Detalhes bibliográficos
Ano de defesa: 2022
Autor(a) principal: Melo, Éverton Melo de
Orientador(a): Não Informado pela instituição
Banca de defesa: Não Informado pela instituição
Tipo de documento: Tese
Tipo de acesso: Acesso aberto
Idioma: por
Instituição de defesa: Universidade Federal de Mato Grosso
Brasil
Instituto de Ciências Exatas e da Terra (ICET)
UFMT CUC - Cuiabá
Programa de Pós-Graduação em Educação em Ciências e Matemática - PPGECEM
Programa de Pós-Graduação: Não Informado pela instituição
Departamento: Não Informado pela instituição
País: Não Informado pela instituição
Palavras-chave em Português:
Link de acesso: http://ri.ufmt.br/handle/1/5844
Resumo: This study demonstrates that knowledge of the social representation of mathematics of the Noke Koĩ indigenous community can contribute to pedagogical practice and help the school approach the mathematical manifestations present in the Campina Katukina Indigenous Land. The Noke Koĩ people are resident in a area located in the extreme western Amazon of Brazil, in the State of Acre, in the region of the river Juruá, near the city of Cruzeiro do Sul. This work emerged from my concerns during the teaching of Basic Mathematics to students of the Indigenous Higher Education course, within the scope of the Federal University of Acre, Floresta campus, an opportunity that aroused my interest in learning how this group mathematizes and later how they relate to a kind of Mathematics which at school. In this thesis, the objective was to analyze the meanings attributed to the mathematical practices socially shared by the Noke Koĩ as a process of Social Representation. This research is part of the field of qualitative research and used different data collection instruments, such as: semistructured interview, document analysis, revisiting data collected and published in Melo (2013) and the technique of free association of words. The research subjects are indigenous teachers, villagers and students from schools located within the scope of the indigenous land. Different theoretical concepts that supported the research, such as the Ethnomathematics Program, Indigenous School Education, Cultural Studies, and the Theory of Social Representations. The data reveal that this ethnic group developed a numbering system to be used in the daily life of the villages in the activities of classification, make comparison and measurement strategies.
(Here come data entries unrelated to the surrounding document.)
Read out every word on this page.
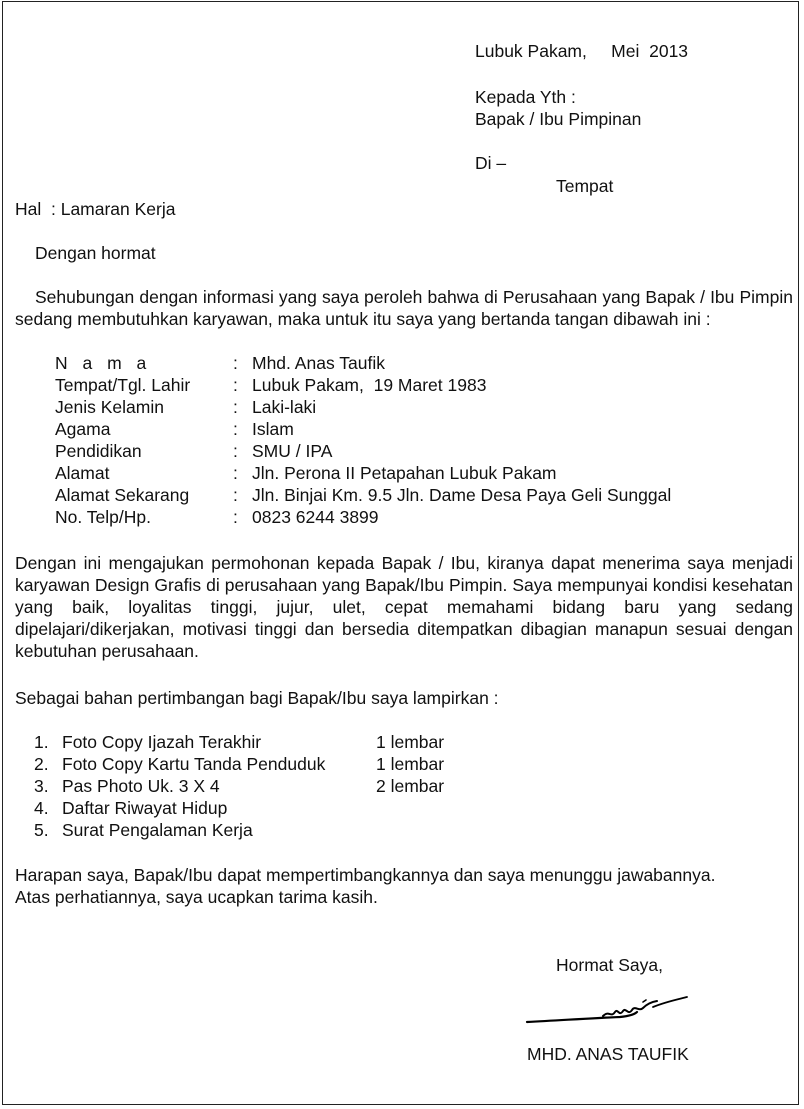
Lubuk Pakam,     Mei  2013
Kepada Yth :
Bapak / Ibu Pimpinan
Di –
Tempat
Hal  : Lamaran Kerja
Dengan hormat
Sehubungan dengan informasi yang saya peroleh bahwa di Perusahaan yang Bapak / Ibu Pimpin sedang membutuhkan karyawan, maka untuk itu saya yang bertanda tangan dibawah ini :
N a m a	: Mhd. Anas Taufik
Tempat/Tgl. Lahir : Lubuk Pakam,  19 Maret 1983
Jenis Kelamin	: Laki-laki
Agama	: Islam
Pendidikan	: SMU / IPA
Alamat	: Jln. Perona II Petapahan Lubuk Pakam
Alamat Sekarang	: Jln. Binjai Km. 9.5 Jln. Dame Desa Paya Geli Sunggal
No. Telp/Hp.	: 0823 6244 3899
Dengan ini mengajukan permohonan kepada Bapak / Ibu, kiranya dapat menerima saya menjadi karyawan Design Grafis di perusahaan yang Bapak/Ibu Pimpin. Saya mempunyai kondisi kesehatan yang baik, loyalitas tinggi, jujur, ulet, cepat memahami bidang baru yang sedang dipelajari/dikerjakan, motivasi tinggi dan bersedia ditempatkan dibagian manapun sesuai dengan kebutuhan perusahaan.
Sebagai bahan pertimbangan bagi Bapak/Ibu saya lampirkan :
1. Foto Copy Ijazah Terakhir	1 lembar
2. Foto Copy Kartu Tanda Penduduk	1 lembar
3. Pas Photo Uk. 3 X 4	2 lembar
4. Daftar Riwayat Hidup
5. Surat Pengalaman Kerja
Harapan saya, Bapak/Ibu dapat mempertimbangkannya dan saya menunggu jawabannya.
Atas perhatiannya, saya ucapkan tarima kasih.
Hormat Saya,
MHD. ANAS TAUFIK
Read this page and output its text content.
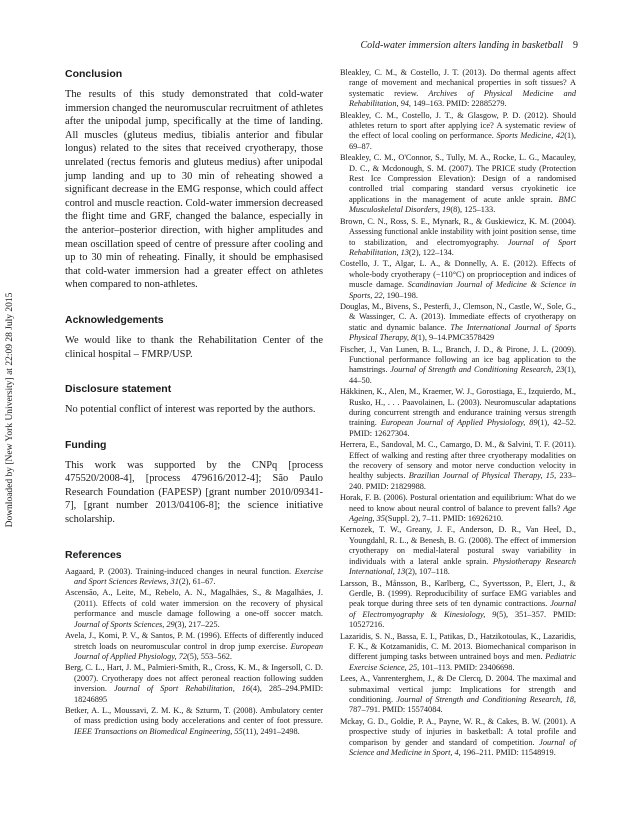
Cold-water immersion alters landing in basketball 9
Downloaded by [New York University] at 22:09 28 July 2015
Conclusion

The results of this study demonstrated that cold-water immersion changed the neuromuscular recruitment of athletes after the unipodal jump, specifically at the time of landing. All muscles (gluteus medius, tibialis anterior and fibular longus) related to the sites that received cryotherapy, those unrelated (rectus femoris and gluteus medius) after unipodal jump landing and up to 30 min of reheating showed a significant decrease in the EMG response, which could affect control and muscle reaction. Cold-water immersion decreased the flight time and GRF, changed the balance, especially in the anterior–posterior direction, with higher amplitudes and mean oscillation speed of centre of pressure after cooling and up to 30 min of reheating. Finally, it should be emphasised that cold-water immersion had a greater effect on athletes when compared to non-athletes.

Acknowledgements

We would like to thank the Rehabilitation Center of the clinical hospital – FMRP/USP.

Disclosure statement

No potential conflict of interest was reported by the authors.

Funding

This work was supported by the CNPq [process 475520/2008-4], [process 479616/2012-4]; São Paulo Research Foundation (FAPESP) [grant number 2010/09341-7], [grant number 2013/04106-8]; the science initiative scholarship.

References

Aagaard, P. (2003). Training-induced changes in neural function. Exercise and Sport Sciences Reviews, 31(2), 61–67.

Ascensão, A., Leite, M., Rebelo, A. N., Magalhäes, S., & Magalhäes, J. (2011). Effects of cold water immersion on the recovery of physical performance and muscle damage following a one-off soccer match. Journal of Sports Sciences, 29(3), 217–225.

Avela, J., Komi, P. V., & Santos, P. M. (1996). Effects of differently induced stretch loads on neuromuscular control in drop jump exercise. European Journal of Applied Physiology, 72(5), 553–562.

Berg, C. L., Hart, J. M., Palmieri-Smith, R., Cross, K. M., & Ingersoll, C. D. (2007). Cryotherapy does not affect peroneal reaction following sudden inversion. Journal of Sport Rehabilitation, 16(4), 285–294.PMID: 18246895

Betker, A. L., Moussavi, Z. M. K., & Szturm, T. (2008). Ambulatory center of mass prediction using body accelerations and center of foot pressure. IEEE Transactions on Biomedical Engineering, 55(11), 2491–2498.

Bleakley, C. M., & Costello, J. T. (2013). Do thermal agents affect range of movement and mechanical properties in soft tissues? A systematic review. Archives of Physical Medicine and Rehabilitation, 94, 149–163. PMID: 22885279.

Bleakley, C. M., Costello, J. T., & Glasgow, P. D. (2012). Should athletes return to sport after applying ice? A systematic review of the effect of local cooling on performance. Sports Medicine, 42(1), 69–87.

Bleakley, C. M., O'Connor, S., Tully, M. A., Rocke, L. G., Macauley, D. C., & Mcdonough, S. M. (2007). The PRICE study (Protection Rest Ice Compression Elevation): Design of a randomised controlled trial comparing standard versus cryokinetic ice applications in the management of acute ankle sprain. BMC Musculoskeletal Disorders, 19(8), 125–133.

Brown, C. N., Ross, S. E., Mynark, R., & Guskiewicz, K. M. (2004). Assessing functional ankle instability with joint position sense, time to stabilization, and electromyography. Journal of Sport Rehabilitation, 13(2), 122–134.

Costello, J. T., Algar, L. A., & Donnelly, A. E. (2012). Effects of whole-body cryotherapy (−110°C) on proprioception and indices of muscle damage. Scandinavian Journal of Medicine & Science in Sports, 22, 190–198.

Douglas, M., Bivens, S., Pesterfi, J., Clemson, N., Castle, W., Sole, G., & Wassinger, C. A. (2013). Immediate effects of cryotherapy on static and dynamic balance. The International Journal of Sports Physical Therapy, 8(1), 9–14.PMC3578429

Fischer, J., Van Lunen, B. L., Branch, J. D., & Pirone, J. L. (2009). Functional performance following an ice bag application to the hamstrings. Journal of Strength and Conditioning Research, 23(1), 44–50.

Häkkinen, K., Alen, M., Kraemer, W. J., Gorostiaga, E., Izquierdo, M., Rusko, H., . . . Paavolainen, L. (2003). Neuromuscular adaptations during concurrent strength and endurance training versus strength training. European Journal of Applied Physiology, 89(1), 42–52. PMID: 12627304.

Herrera, E., Sandoval, M. C., Camargo, D. M., & Salvini, T. F. (2011). Effect of walking and resting after three cryotherapy modalities on the recovery of sensory and motor nerve conduction velocity in healthy subjects. Brazilian Journal of Physical Therapy, 15, 233–240. PMID: 21829988.

Horak, F. B. (2006). Postural orientation and equilibrium: What do we need to know about neural control of balance to prevent falls? Age Ageing, 35(Suppl. 2), 7–11. PMID: 16926210.

Kernozek, T. W., Greany, J. F., Anderson, D. R., Van Heel, D., Youngdahl, R. L., & Benesh, B. G. (2008). The effect of immersion cryotherapy on medial-lateral postural sway variability in individuals with a lateral ankle sprain. Physiotherapy Research International, 13(2), 107–118.

Larsson, B., Månsson, B., Karlberg, C., Syvertsson, P., Elert, J., & Gerdle, B. (1999). Reproducibility of surface EMG variables and peak torque during three sets of ten dynamic contractions. Journal of Electromyography & Kinesiology, 9(5), 351–357. PMID: 10527216.

Lazaridis, S. N., Bassa, E. I., Patikas, D., Hatzikotoulas, K., Lazaridis, F. K., & Kotzamanidis, C. M. 2013. Biomechanical comparison in different jumping tasks between untrained boys and men. Pediatric Exercise Science, 25, 101–113. PMID: 23406698.

Lees, A., Vanrenterghem, J., & De Clercq, D. 2004. The maximal and submaximal vertical jump: Implications for strength and conditioning. Journal of Strength and Conditioning Research, 18, 787–791. PMID: 15574084.

Mckay, G. D., Goldie, P. A., Payne, W. R., & Cakes, B. W. (2001). A prospective study of injuries in basketball: A total profile and comparison by gender and standard of competition. Journal of Science and Medicine in Sport, 4, 196–211. PMID: 11548919.
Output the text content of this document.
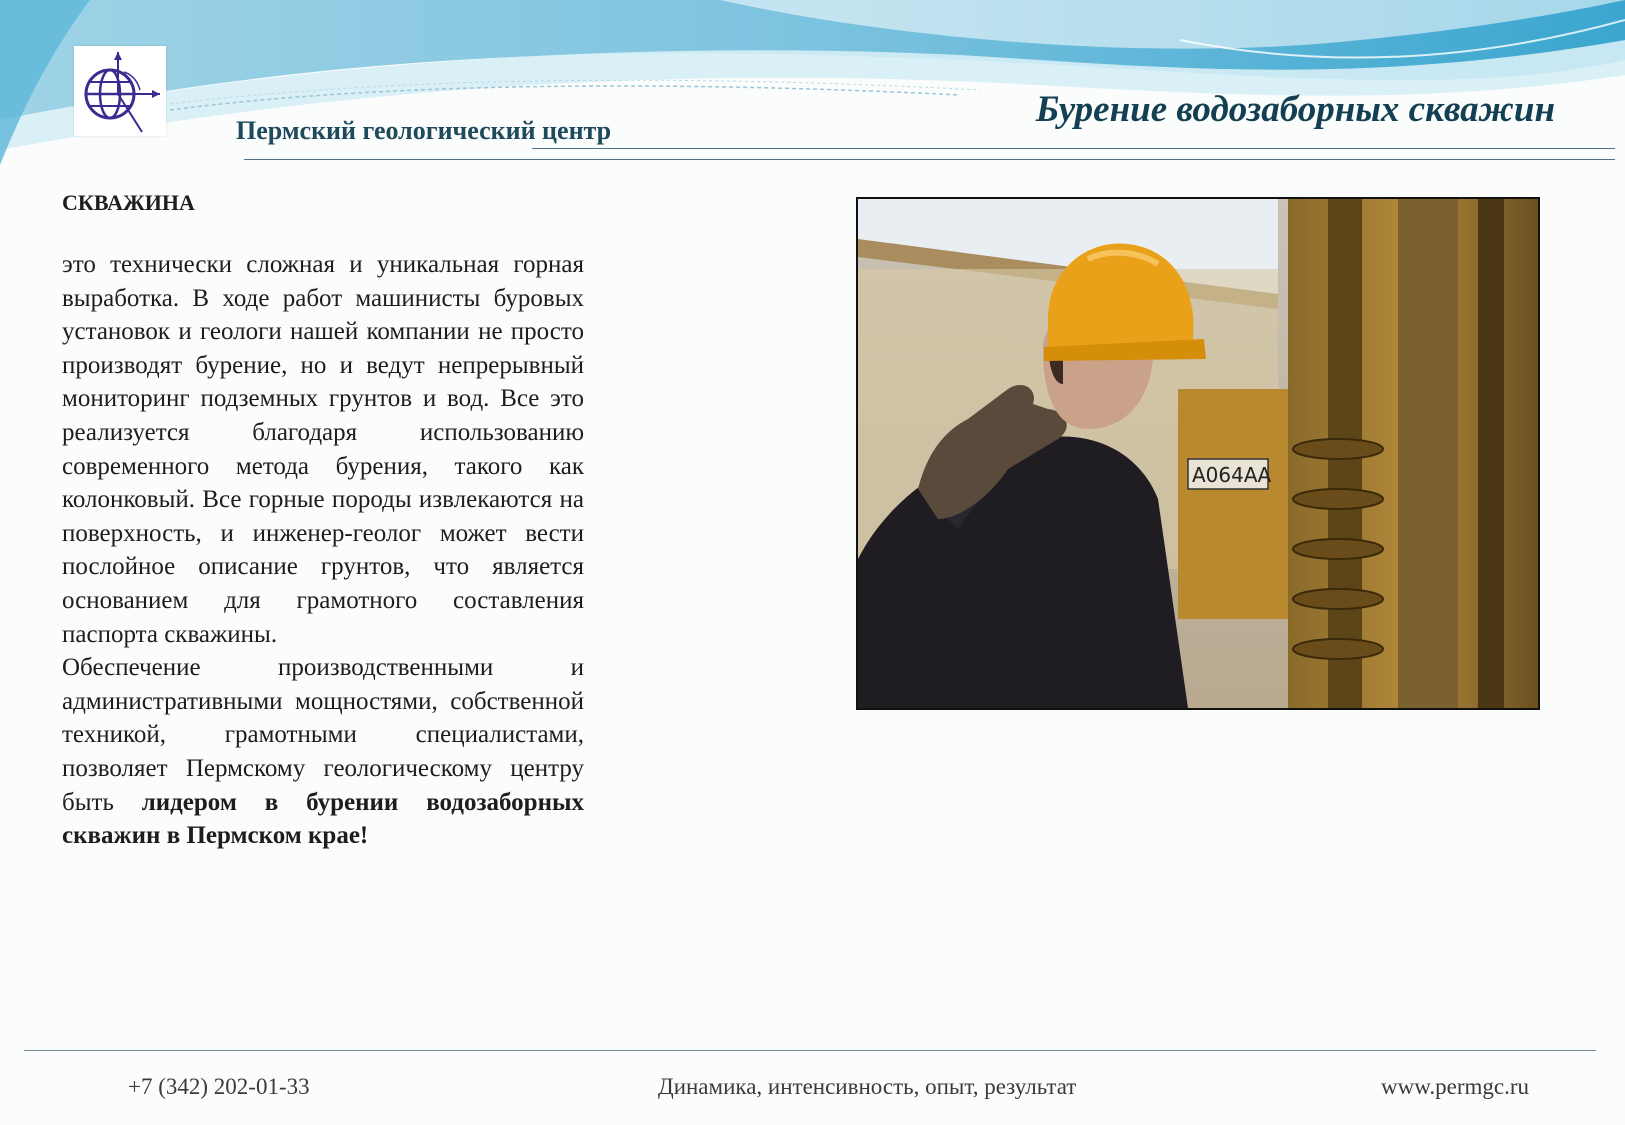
Пермский геологический центр
Бурение водозаборных скважин
СКВАЖИНА

это технически сложная и уникальная горная выработка. В ходе работ машинисты буровых установок и геологи нашей компании не просто производят бурение, но и ведут непрерывный мониторинг подземных грунтов и вод. Все это реализуется благодаря использованию современного метода бурения, такого как колонковый. Все горные породы извлекаются на поверхность, и инженер-геолог может вести послойное описание грунтов, что является основанием для грамотного составления паспорта скважины.

Обеспечение производственными и административными мощностями, собственной техникой, грамотными специалистами, позволяет Пермскому геологическому центру быть лидером в бурении водозаборных скважин в Пермском крае!

А064АА
+7 (342) 202-01-33	Динамика, интенсивность, опыт, результат	www.permgc.ru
This traditional knowledge ends up being passed over to the detriment of the teaching project programmed by indigenous school education. Indigenous people build the social representation of mathematics anchored in the idea of mathematics as a school subject, that is, mathematics is understood as a curricular component. And, from this anchorage, they objectify mathematics in the view of using this knowledge in their daily practices, as knowledge that can supply the community in a dialogic relationship between indigenous and non-indigenous people.